Jakarta (ANTARA) - Kewenangan pemerintah daerah (pemda) menaikkan harga eceran tertinggi (HET) LPG bersubsidi 3 kilogram di daerah dipertanyakan karena ditengarai memberatkan masyarakat dan tidak berdampak terhadap berkurangnya beban subsidi pada APBN.
"Harusnya kenaikan HET LPG oleh pemda berdasarkan persetujuan resmi DPRD dan atas pertimbangan Kementerian Energi dan Sumber Daya Mineral (ESDM) dan Pertamina," kata Direktur Eksekutif Pusat Studi Kebijakan Publik (Puskepi) Sofyano Zakaria dalam keterangan di Jakarta, Selasa.
Adapun kewenangan pemda mengatur HET LPG bersubsidi terdapat dalam Peraturan Menteri ESDM Nomor 26 Tahun 2009 tentang Penyediaan dan Pendistribusian Liquefied Petroleum Gas (LPG). Pasal 24 ayat (4) Permen ini menyatakan Pemerintah Provinsi (Pemprov) bersama Pemerintah Kabupaten/Kota (Pemkab/Pemkot) berhak menetapkan harga eceran tertinggi LPG tertentu untuk pengguna LPG tertentu pada titik serah di sub penyalur LPG tertentu.
Sofyano mengakui pemda memang punya kewenangan menaikkan HET LPG subsidi di daerahnya, tapi pemda sendiri seharusnya punya kepekaan sosial ekonomi dan paham benar apa dampaknya terhadap rakyat pengguna LPG subsidi dengan kenaikan HET LPG.
Menurut dia, kewenangan tersebut menjadi penyebab naiknya harga eceran nyata di masyarakat sebagaimana dinyatakan oleh Dirjen Migas Kementerian ESDM belum lama ini.
"Seharusnya, HET LPG tidak diputuskan sepihak oleh pemda karena ini menyangkut hajat hidup orang banyak, hajat hidup rakyat," katanya.
Sofyano berargumen bahwa berdasarkan ketentuan Pasal 17 ayat (1) butir C Peraturan Bersama Mendagri dan Menteri ESDM nomor 17 Tahun 2011 dan Nomor 5 Tahun 2011 tentang Pembinaan Pengawasan Pendistribusian Tertutup LPG Tertentu di Daerah, pemda hanya berwenang menentukan HET LPG subsidi untuk jarak di atas 60 km dari SPBE/filling station yang ada di daerah.

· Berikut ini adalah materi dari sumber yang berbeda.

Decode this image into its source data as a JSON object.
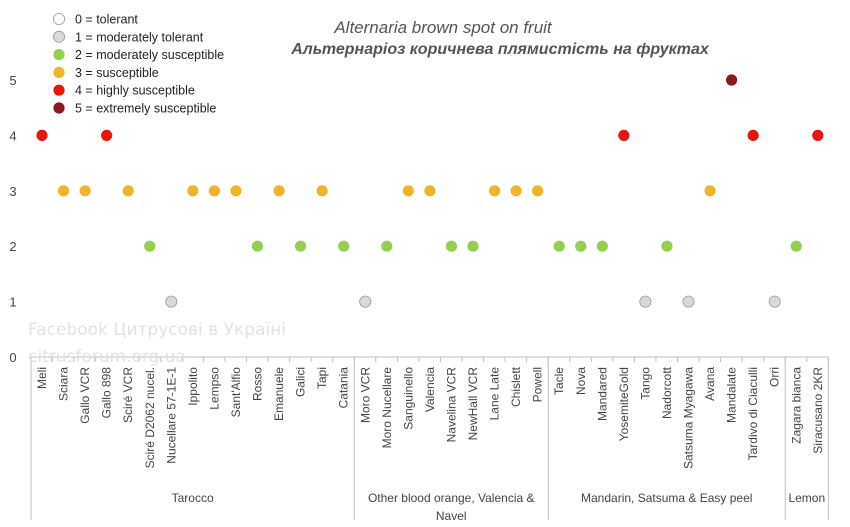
{
  "chart_data": {
    "type": "scatter",
    "title": "Alternaria brown spot on fruit",
    "subtitle": "Альтернаріоз коричнева плямистість на фруктах",
    "ylim": [
      0,
      5
    ],
    "yticks": [
      "0",
      "1",
      "2",
      "3",
      "4",
      "5"
    ],
    "grid": false,
    "legend_position": "top-left",
    "legend": [
      {
        "value": 0,
        "label": "0 = tolerant",
        "color": "#ffffff"
      },
      {
        "value": 1,
        "label": "1 = moderately tolerant",
        "color": "#d9d9d9"
      },
      {
        "value": 2,
        "label": "2 = moderately susceptible",
        "color": "#92d050"
      },
      {
        "value": 3,
        "label": "3 = susceptible",
        "color": "#f0b429"
      },
      {
        "value": 4,
        "label": "4 = highly susceptible",
        "color": "#e8150c"
      },
      {
        "value": 5,
        "label": "5 = extremely susceptible",
        "color": "#8b1a1a"
      }
    ],
    "categories": [
      "Meli",
      "Sciara",
      "Gallo VCR",
      "Gallo 898",
      "Sciré VCR",
      "Sciré D2062 nucel.",
      "Nucellare 57-1E-1",
      "Ippolito",
      "Lempso",
      "Sant'Alfio",
      "Rosso",
      "Emanuele",
      "Galici",
      "Tapi",
      "Catania",
      "Moro VCR",
      "Moro Nucellare",
      "Sanguinello",
      "Valencia",
      "Navelina VCR",
      "NewHall VCR",
      "Lane Late",
      "Chislett",
      "Powell",
      "Tacle",
      "Nova",
      "Mandared",
      "YosemiteGold",
      "Tango",
      "Nadorcott",
      "Satsuma Myagawa",
      "Avana",
      "Mandalate",
      "Tardivo di Ciaculli",
      "Orri",
      "Zagara bianca",
      "Siracusano 2KR"
    ],
    "values": [
      4,
      3,
      3,
      4,
      3,
      2,
      1,
      3,
      3,
      3,
      2,
      3,
      2,
      3,
      2,
      1,
      2,
      3,
      3,
      2,
      2,
      3,
      3,
      3,
      2,
      2,
      2,
      4,
      1,
      2,
      1,
      3,
      5,
      4,
      1,
      2,
      4
    ],
    "groups": [
      {
        "label": "Tarocco",
        "count": 15
      },
      {
        "label": "Other blood orange, Valencia & Navel",
        "count": 9
      },
      {
        "label": "Mandarin, Satsuma & Easy peel",
        "count": 11
      },
      {
        "label": "Lemon",
        "count": 2
      }
    ]
  },
  "watermark": {
    "line1": "Facebook Цитрусові в Україні",
    "line2": "citrusforum.org.ua"
  }
}
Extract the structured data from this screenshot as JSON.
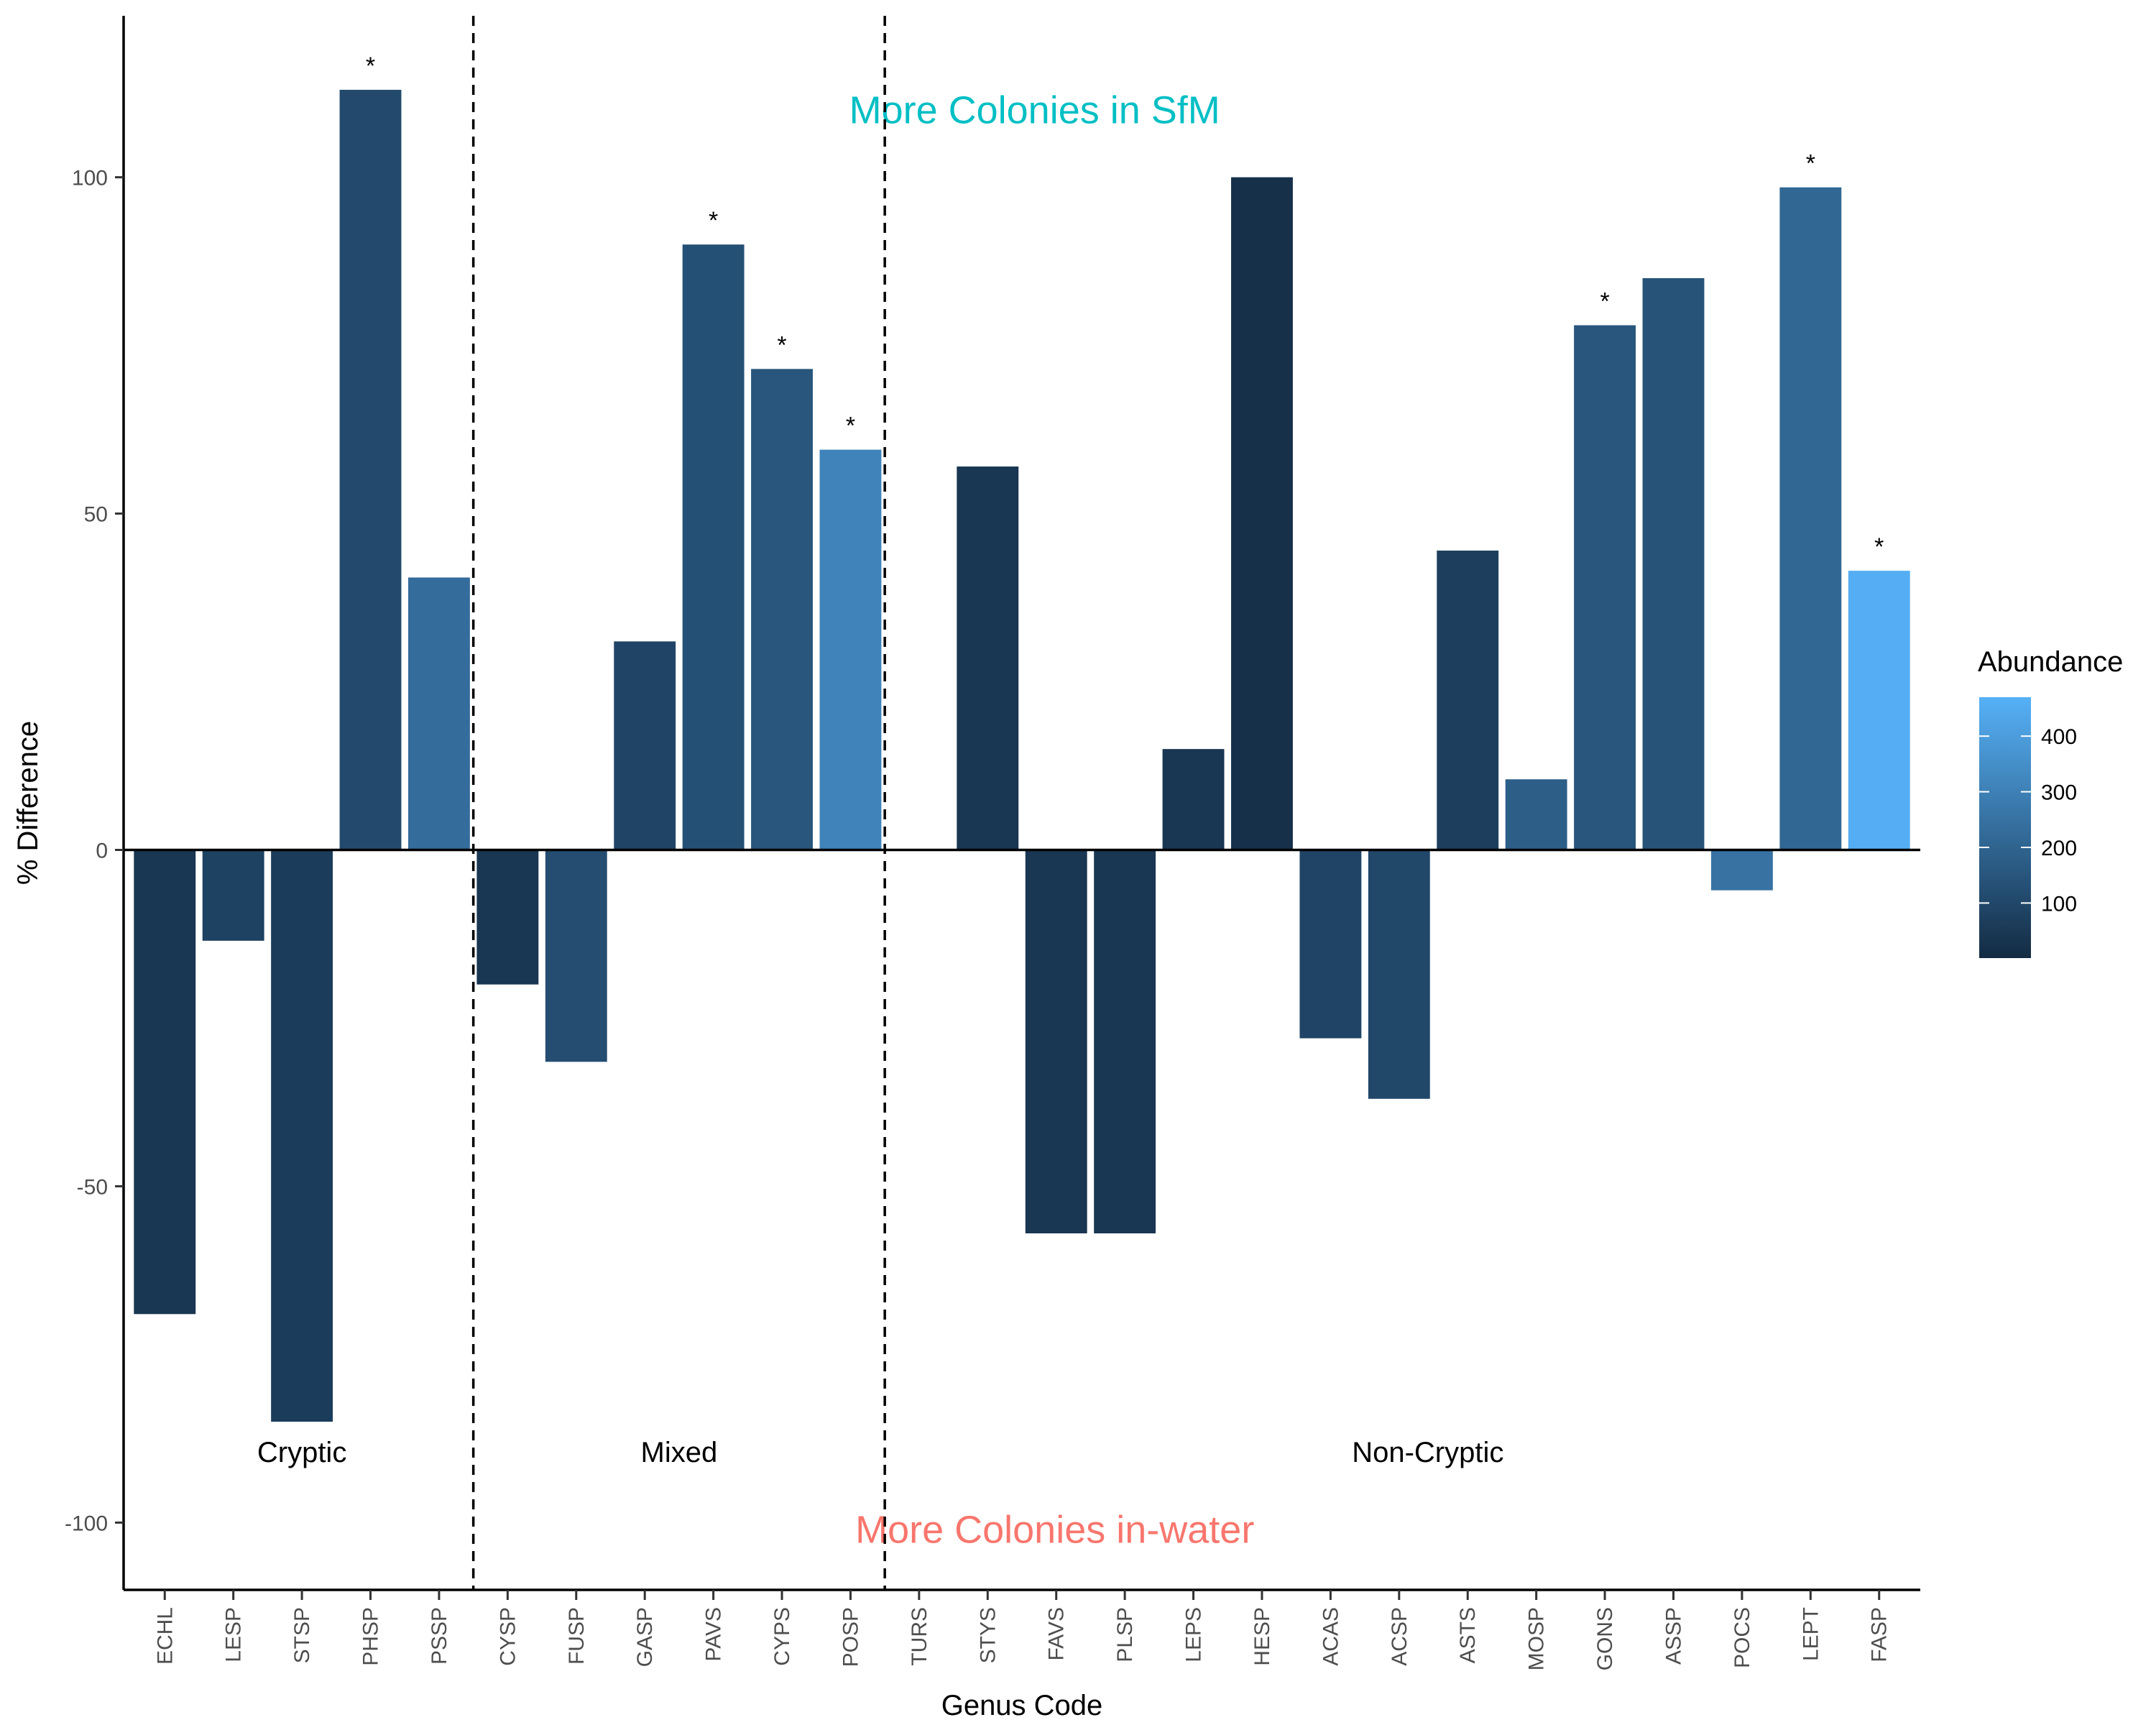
{
  "chart_data": {
    "type": "bar",
    "xlabel": "Genus Code",
    "ylabel": "% Difference",
    "ylim": [
      -110,
      124
    ],
    "yticks": [
      -100,
      -50,
      0,
      50,
      100
    ],
    "grid": false,
    "categories": [
      "ECHL",
      "LESP",
      "STSP",
      "PHSP",
      "PSSP",
      "CYSP",
      "FUSP",
      "GASP",
      "PAVS",
      "CYPS",
      "POSP",
      "TURS",
      "STYS",
      "FAVS",
      "PLSP",
      "LEPS",
      "HESP",
      "ACAS",
      "ACSP",
      "ASTS",
      "MOSP",
      "GONS",
      "ASSP",
      "POCS",
      "LEPT",
      "FASP"
    ],
    "values": [
      -69,
      -13.5,
      -85,
      113,
      40.5,
      -20,
      -31.5,
      31,
      90,
      71.5,
      59.5,
      0,
      57,
      -57,
      -57,
      15,
      100,
      -28,
      -37,
      44.5,
      10.5,
      78,
      85,
      -6,
      98.5,
      41.5
    ],
    "abundance": [
      40,
      80,
      60,
      110,
      230,
      40,
      120,
      90,
      130,
      150,
      310,
      0,
      40,
      40,
      40,
      40,
      20,
      90,
      100,
      70,
      180,
      150,
      140,
      250,
      210,
      460
    ],
    "significant": [
      false,
      false,
      false,
      true,
      false,
      false,
      false,
      false,
      true,
      true,
      true,
      false,
      false,
      false,
      false,
      false,
      false,
      false,
      false,
      false,
      false,
      true,
      false,
      false,
      true,
      true
    ],
    "significance_symbol": "*",
    "groups": [
      {
        "label": "Cryptic",
        "start": 0,
        "end": 4
      },
      {
        "label": "Mixed",
        "start": 5,
        "end": 10
      },
      {
        "label": "Non-Cryptic",
        "start": 11,
        "end": 25
      }
    ],
    "annotations": {
      "top": {
        "text": "More Colonies in SfM",
        "color": "#00BFC4"
      },
      "bottom": {
        "text": "More Colonies in-water",
        "color": "#F8766D"
      }
    },
    "legend": {
      "title": "Abundance",
      "position": "right",
      "ticks": [
        100,
        200,
        300,
        400
      ],
      "range": [
        1,
        470
      ],
      "low_color": "#132B43",
      "high_color": "#56B1F7"
    }
  }
}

"Jadi untuk HET LPG subsidi di bawah jarak 60 km harusnya tetap berlaku HET nasional yang ditetapkan Menteri ESDM. Untuk itu, Menteri ESDM seharusnya membatalkan HET LPG yang ditetapkan Pemda yang tidak sesuai dengan Peraturan Bersama Mendagri dan Menteri ESDM tersebut," sebutnya.
Karena itu, Sofyano meminta Menteri ESDM agar mencabut kewenangan yang diberikan kepada pemda tentang koreksi naik HET LPG sebelum hal ini menjadi persoalan besar di masyarakat.
Tentang penentuan HET LPG subsidi oleh Pemda, Sofyano juga mendesak agar Permen ESDM Nomor 26 tahun 2009 direvisi, khususnya yang terkait kewenangan pemda menetapkan HET LPG di daerah, agar sejalan dengan Peraturan Bersama Mendagri dan Menteri ESDM nomor 17 Tahun 2011 dan Nomor 5 Tahun 2011.
Di sisi Lain, HET LPG subsidi seharusnya hanya satu yakni HET yang berlaku secara nasional, tegasnya.
"Sebenarnya agen dan pangkalan kan ada dalam jangkauan pemerintah atau Pertamina juga, sebagaimana halnya dengan SPBU. Jadi seharusnya tidak perlu ada HET Pemda, tetapi HET tunggal secara nasional saja sebagaimana harga BBM," ujar Sofyano Zakaria.